Teeka: You’re welcome, Nick.
Nick’s Note: Right now, Teeka has seven stocks in the PBL portfolio (including Apple) that will get a boost from Trump’s tax plan. Of the seven, a couple are already up nearly 10%.
These are high-quality companies that pay a large, stable dividend. That makes them attractive for yield-hungry investors.
But if President Trump’s tax reform passes, these stocks will really take off.
Meanwhile, Teeka tells me there’s another sector poised to take off by December 31. It involves the launch of America’s first new “stock exchange” since 1971. You can get all the details right here…
U.S. Labor Market Improving
The U.S. jobless rate is at its lowest point in the last 44 years…
The number of jobless claims is a strong indication of how the labor market is doing. As you can see in the chart below, that number is near historical lows.
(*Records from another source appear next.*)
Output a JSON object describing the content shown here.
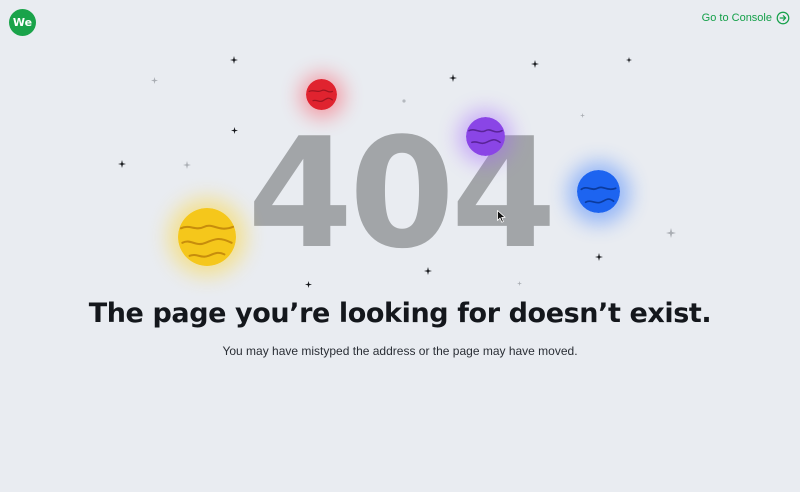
{
  "header": {
    "logo_text": "We",
    "console_link": "Go to Console",
    "console_icon": "arrow-right-circle-icon",
    "accent_color": "#15a04a"
  },
  "hero": {
    "error_code": "404",
    "headline": "The page you’re looking for doesn’t exist.",
    "subtext": "You may have mistyped the address or the page may have moved."
  },
  "planet_colors": {
    "red": "#e0232f",
    "purple": "#8a45e6",
    "blue": "#1d64f0",
    "yellow": "#f5c71b"
  }
}
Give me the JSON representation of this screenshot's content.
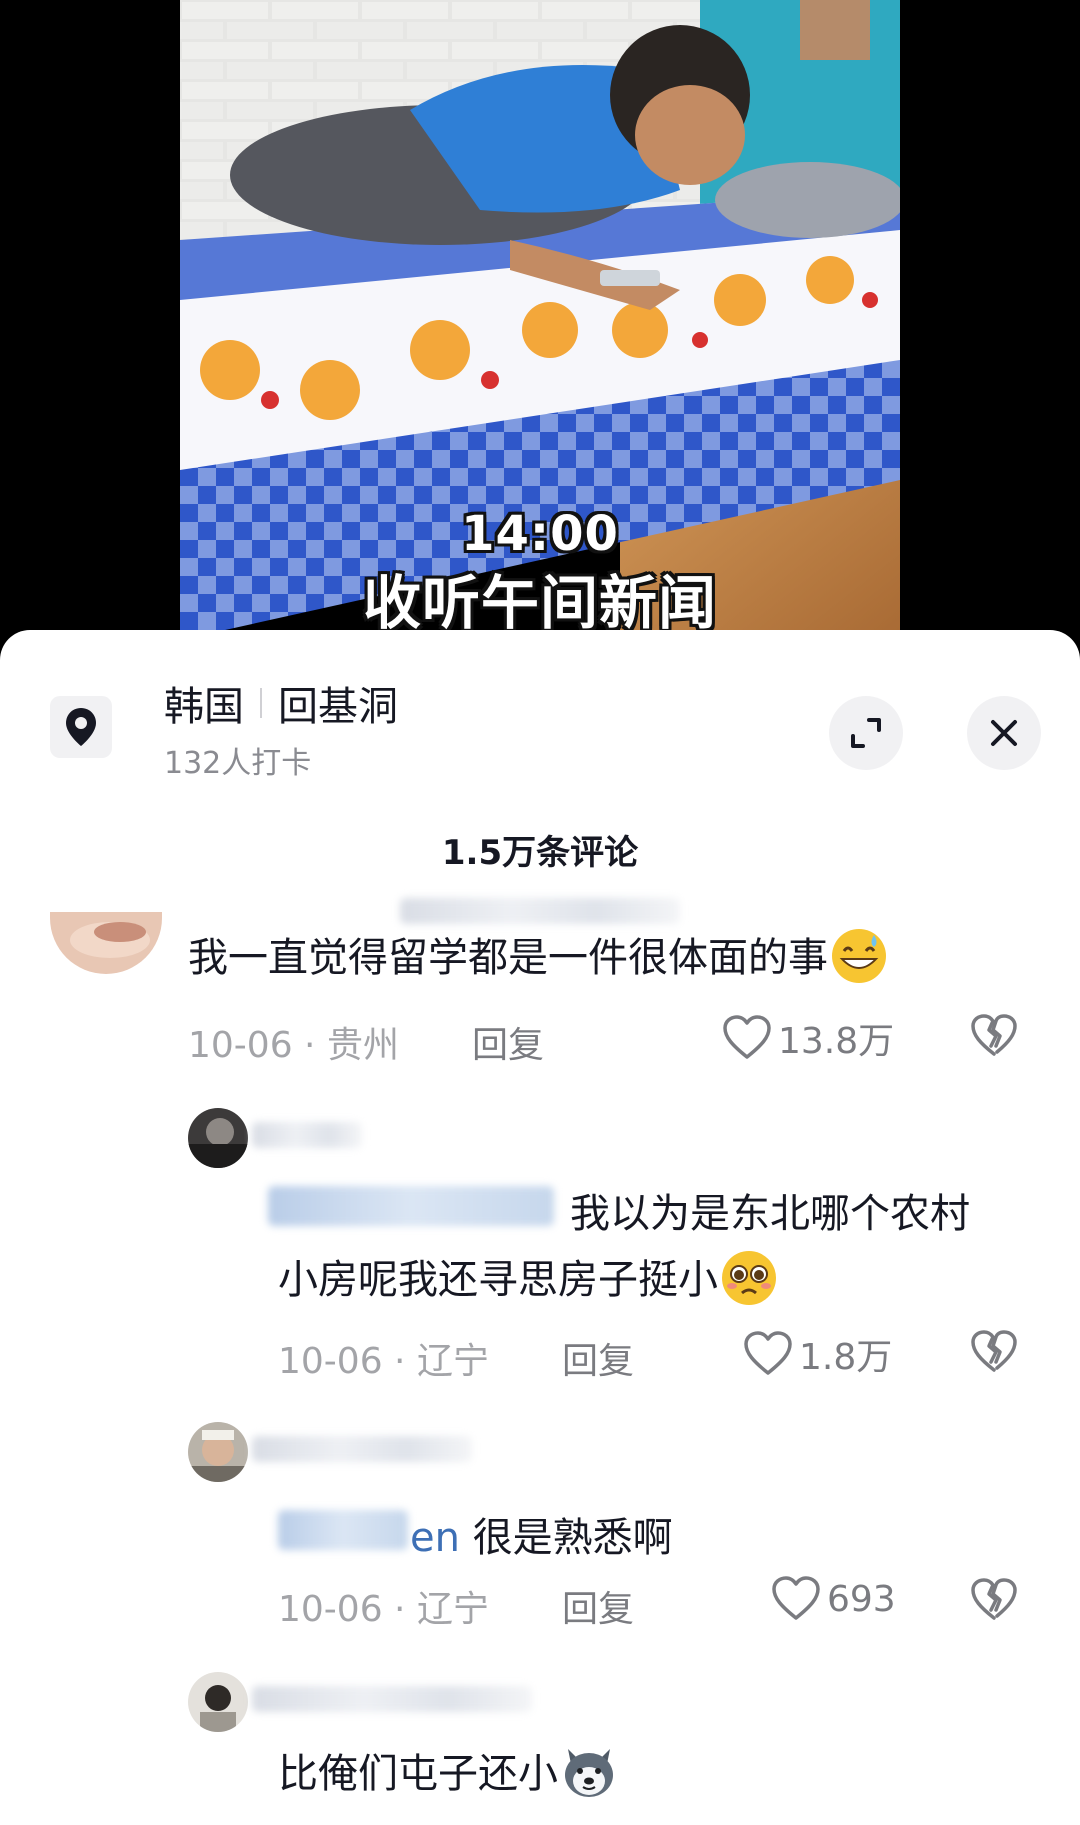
{
  "video": {
    "overlay_time": "14:00",
    "overlay_caption": "收听午间新闻"
  },
  "location": {
    "country": "韩国",
    "place": "回基洞",
    "checkins": "132人打卡",
    "icon": "location-pin-icon"
  },
  "buttons": {
    "expand_icon": "expand-icon",
    "close_icon": "close-icon"
  },
  "comments_header": {
    "count": "1.5万条评论"
  },
  "comments": [
    {
      "text": "我一直觉得留学都是一件很体面的事",
      "emoji": "grinning-sweat-emoji",
      "date": "10-06",
      "region": "贵州",
      "reply": "回复",
      "likes": "13.8万"
    },
    {
      "text": "我以为是东北哪个农村",
      "text_line2": "小房呢我还寻思房子挺小",
      "emoji": "pleading-emoji",
      "date": "10-06",
      "region": "辽宁",
      "reply": "回复",
      "likes": "1.8万"
    },
    {
      "mention_suffix": "en",
      "text": "很是熟悉啊",
      "date": "10-06",
      "region": "辽宁",
      "reply": "回复",
      "likes": "693"
    },
    {
      "text": "比俺们屯子还小",
      "emoji": "husky-dog-emoji"
    }
  ],
  "colors": {
    "text_primary": "#161823",
    "text_secondary": "#a3a4a8",
    "sheet_bg": "#ffffff",
    "button_bg": "#f1f1f3"
  }
}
These latest numbers are just another indicator that the U.S. is doing well.
From Jeb B.: I hear that your small-cap Palm Beach Confidential service now has 180,000 subscribers? Holy cow! I remember you saying this service was meant to be smaller so that we didn’t move the needle too much on these smaller picks. Seems like that goal is now lost. Just something to think about.
Nick’s Reply: Hi Jeb. It looks like someone has been bragging on our behalf… and getting creative with the facts.
Palm Beach Daily—my beat—has hundreds of thousands of readers. Then again… it’s free.
As you note, Teeka’s Palm Beach Confidential covers small-cap stocks and tiny cryptocurrencies.
These things can jump big if too many people try to get in at once. That’s why it’s is much more expensive… and much more exclusive. The Confidential has only a miniscule fraction of readers as the Daily. And that’s by design.
From Eddie F.: The B1-B bombers are not nuclear bombers (From October 18 Daily, Trump’s $700 Billion Spending Spree Will Boost These Three Companies). When first activated they were, but they went conventional many, many years ago.
Nick’s Reply: Thanks for the catch, Eddie. You’re right. The B1-B bomber was converted from a nuclear bomber to a conventional bomber.